How will you prove you have made a loss due to coronavirus?

  • The Treasury has not set a figure on how much of a loss allows you to claim. In theory you could claim once you’ve lost £1.
  • However, tax officials will be able to check you did actually make a reasonable loss when you eventually file your 2020/21 tax return.
  • People are being asked to take a “responsible approach”.
  • Officials declined to say what the penalties might be if you don’t.

What income is included to assess the 50% rule?

  • The eligibility rules state that an individual must take more than half your total income from self-employment.
  • Our understanding is that this is based on total taxable income and will include pension income, rental income from buy to let properties, etc.

Is rental income included in the £50,000 a year rule?

  • The eligibility rules state that an individual must have trading profits under £50,000.
  • Our understanding is that renewal income from buy to let properties is not included in this test as it is not treated as self-employed income.
  • However, this also means that SEISS will not apply on this income, even if the property is not let out as a result of coronavirus.

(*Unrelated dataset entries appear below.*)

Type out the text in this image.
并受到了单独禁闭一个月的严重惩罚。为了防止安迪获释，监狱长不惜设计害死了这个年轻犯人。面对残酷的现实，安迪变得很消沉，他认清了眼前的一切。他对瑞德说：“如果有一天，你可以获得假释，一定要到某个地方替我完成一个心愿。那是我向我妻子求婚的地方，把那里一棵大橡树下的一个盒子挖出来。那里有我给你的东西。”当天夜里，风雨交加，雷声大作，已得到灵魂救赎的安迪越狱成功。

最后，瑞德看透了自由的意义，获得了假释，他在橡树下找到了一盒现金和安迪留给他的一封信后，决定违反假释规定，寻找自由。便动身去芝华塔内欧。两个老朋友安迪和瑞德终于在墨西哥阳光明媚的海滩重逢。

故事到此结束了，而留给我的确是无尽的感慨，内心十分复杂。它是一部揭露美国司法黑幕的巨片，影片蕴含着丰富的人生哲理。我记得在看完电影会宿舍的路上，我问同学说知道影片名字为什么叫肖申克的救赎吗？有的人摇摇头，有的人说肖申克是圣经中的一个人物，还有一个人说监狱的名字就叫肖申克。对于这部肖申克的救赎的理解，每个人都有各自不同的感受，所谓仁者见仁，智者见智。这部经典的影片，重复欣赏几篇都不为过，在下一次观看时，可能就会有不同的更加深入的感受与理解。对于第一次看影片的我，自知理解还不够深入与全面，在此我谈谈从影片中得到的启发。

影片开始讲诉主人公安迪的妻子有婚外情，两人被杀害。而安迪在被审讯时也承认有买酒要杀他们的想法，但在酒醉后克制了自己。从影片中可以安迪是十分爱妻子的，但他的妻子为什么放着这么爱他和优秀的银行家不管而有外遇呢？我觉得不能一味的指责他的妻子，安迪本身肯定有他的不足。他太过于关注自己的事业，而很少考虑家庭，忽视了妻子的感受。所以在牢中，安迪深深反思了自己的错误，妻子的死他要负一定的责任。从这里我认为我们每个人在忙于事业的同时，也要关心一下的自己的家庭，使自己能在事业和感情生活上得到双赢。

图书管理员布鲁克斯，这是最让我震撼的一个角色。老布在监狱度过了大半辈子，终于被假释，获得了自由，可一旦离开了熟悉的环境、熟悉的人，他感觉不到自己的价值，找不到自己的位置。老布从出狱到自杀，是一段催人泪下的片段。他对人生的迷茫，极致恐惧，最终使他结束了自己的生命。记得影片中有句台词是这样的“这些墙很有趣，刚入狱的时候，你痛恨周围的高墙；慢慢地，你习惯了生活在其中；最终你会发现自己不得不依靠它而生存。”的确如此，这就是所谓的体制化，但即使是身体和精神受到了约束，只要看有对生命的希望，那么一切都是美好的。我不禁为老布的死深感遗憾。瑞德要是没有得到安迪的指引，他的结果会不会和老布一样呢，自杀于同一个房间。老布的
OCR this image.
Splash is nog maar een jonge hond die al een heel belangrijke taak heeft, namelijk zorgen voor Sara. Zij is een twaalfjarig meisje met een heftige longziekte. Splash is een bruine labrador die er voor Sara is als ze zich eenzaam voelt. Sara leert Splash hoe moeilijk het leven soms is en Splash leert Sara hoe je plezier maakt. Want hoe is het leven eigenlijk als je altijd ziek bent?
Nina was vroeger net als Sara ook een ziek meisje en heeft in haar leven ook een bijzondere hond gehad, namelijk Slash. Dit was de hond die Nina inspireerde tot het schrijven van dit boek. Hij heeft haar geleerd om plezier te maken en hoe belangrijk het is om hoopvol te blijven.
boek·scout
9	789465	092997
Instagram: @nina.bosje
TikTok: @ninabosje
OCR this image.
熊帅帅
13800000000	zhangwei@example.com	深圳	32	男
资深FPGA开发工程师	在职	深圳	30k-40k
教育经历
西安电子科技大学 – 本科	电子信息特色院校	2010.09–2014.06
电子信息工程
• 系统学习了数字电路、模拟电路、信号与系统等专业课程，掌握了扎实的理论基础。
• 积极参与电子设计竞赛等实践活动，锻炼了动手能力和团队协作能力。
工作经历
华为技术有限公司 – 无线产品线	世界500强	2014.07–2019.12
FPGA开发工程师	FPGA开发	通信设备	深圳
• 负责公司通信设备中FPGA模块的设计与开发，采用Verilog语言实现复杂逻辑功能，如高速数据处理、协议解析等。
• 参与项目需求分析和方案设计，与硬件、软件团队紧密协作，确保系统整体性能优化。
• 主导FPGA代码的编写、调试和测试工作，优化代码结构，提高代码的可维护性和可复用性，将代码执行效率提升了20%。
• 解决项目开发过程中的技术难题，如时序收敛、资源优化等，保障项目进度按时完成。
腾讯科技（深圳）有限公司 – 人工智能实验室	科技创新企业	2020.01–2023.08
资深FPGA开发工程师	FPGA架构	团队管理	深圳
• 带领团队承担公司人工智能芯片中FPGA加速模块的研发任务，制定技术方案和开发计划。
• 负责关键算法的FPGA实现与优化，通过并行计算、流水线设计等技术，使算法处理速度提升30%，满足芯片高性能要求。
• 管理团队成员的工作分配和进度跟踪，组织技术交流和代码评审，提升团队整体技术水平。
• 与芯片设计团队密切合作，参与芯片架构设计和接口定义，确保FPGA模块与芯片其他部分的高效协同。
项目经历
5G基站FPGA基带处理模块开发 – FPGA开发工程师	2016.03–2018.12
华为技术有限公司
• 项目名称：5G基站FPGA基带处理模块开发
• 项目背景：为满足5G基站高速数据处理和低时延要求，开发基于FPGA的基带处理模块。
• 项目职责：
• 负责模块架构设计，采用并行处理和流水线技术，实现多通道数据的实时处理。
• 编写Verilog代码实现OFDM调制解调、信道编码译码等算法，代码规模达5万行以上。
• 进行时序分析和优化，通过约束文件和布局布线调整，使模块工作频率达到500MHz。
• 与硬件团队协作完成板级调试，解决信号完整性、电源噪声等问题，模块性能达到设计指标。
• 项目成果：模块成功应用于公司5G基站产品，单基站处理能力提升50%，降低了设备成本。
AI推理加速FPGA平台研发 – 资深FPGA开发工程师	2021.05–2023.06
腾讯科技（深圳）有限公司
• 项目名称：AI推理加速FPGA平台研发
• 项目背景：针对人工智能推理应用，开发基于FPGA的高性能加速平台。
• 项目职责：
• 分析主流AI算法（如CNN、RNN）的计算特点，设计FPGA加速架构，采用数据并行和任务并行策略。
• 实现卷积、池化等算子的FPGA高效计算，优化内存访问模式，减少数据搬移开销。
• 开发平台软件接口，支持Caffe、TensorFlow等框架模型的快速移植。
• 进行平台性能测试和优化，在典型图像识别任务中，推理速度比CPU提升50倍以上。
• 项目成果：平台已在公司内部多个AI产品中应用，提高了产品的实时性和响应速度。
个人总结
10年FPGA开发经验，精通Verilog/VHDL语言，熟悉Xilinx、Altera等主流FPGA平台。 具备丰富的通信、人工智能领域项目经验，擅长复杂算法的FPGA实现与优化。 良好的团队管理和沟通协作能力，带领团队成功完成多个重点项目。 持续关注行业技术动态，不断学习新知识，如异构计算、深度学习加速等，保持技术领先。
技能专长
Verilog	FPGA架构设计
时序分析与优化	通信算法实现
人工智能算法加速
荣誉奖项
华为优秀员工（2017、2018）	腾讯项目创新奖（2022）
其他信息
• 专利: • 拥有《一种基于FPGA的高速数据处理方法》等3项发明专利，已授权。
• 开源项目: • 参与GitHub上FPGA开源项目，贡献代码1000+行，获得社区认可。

When will the scheme be launched?

  • The grant will be paid for all three months in a single lump sum from the beginning of June.

What time period does it cover?

  • The scheme will cover the months of March, April and May to start with. It may later be extended.
  • It will be paid in a single lump sum which will “start to be paid” at the beginning of June.

How will it work?

  • HMRC is designing a “bespoke web portal” through which people apply, a bit like filing your tax return online.
  • You will apply through this portal and make several declarations, including that you’ve lost funds as a result of coronavirus.
  • You’ll then complete a tax return in due course showing both whether you did actually lose money, and showing the taxable grant you received from the government.
  • The cash grant from the government will be paid directly into your bank account.

Is the grant taxable?

  • Yes, the grant will be taxable and will need to be included in the 2020/21 tax return.

How will I know if I am eligible?

The HMRC portal opened on 13 May enabling individuals to claim under the Self-Employment Income Support Scheme.

Potential claimants can check if they are eligible here – https://www.tax.service.gov.uk/self-employment-support/enter-unique-taxpayer-reference

They will need to input their Self Assessment Unique Taxpayer Reference and National Insurance Number.

If HMRC says they are eligible, they should check their contact details are up to date by logging into their HMRC online account. It should also confirm how much grant they may get and the date they can make their claim from.

If HMRC says they are not eligible, they will get the following page which does not explain why they are ineligible. But they can ask HMRC to review as you can see (at the bottom).

What if I didn’t make a profit?

  • If you didn’t make a profit over the last three years (or the most recent year if you’re new) you can’t claim under this scheme.

What if I pay myself through dividends?

  • If you pay yourself through dividends, you’re not eligible for this scheme.
  • This is because the tax system cannot distinguish people who pay themselves through dividends from those who claim dividends from shares.
  • However, if you paid yourself a salary through PAYE, you can claim a grant worth 80% of wages through the Coronavirus Job Retention Scheme.

What if my profits were lower due to maternity leave or sickness?

  • The scheme does not make any allowance for this.
  • You will receive your average monthly profits regardless.

Bridging the gap to June

  • You could claim Universal Credit, which has been made more generous by £1,040 a year and has seen the “minimum income floor” removed for the self-employed.
  • If you run a larger firm you may be able to benefit from the Coronavirus Business Interruption Loan Scheme.
  • You may be able to temporarily access the money you set aside for your tax bill. The Government has already confirmed that the Self- Assessment payment on account, that is ordinarily due to be paid to HMRC by 31 July 2020 may now be deferred until January 2021.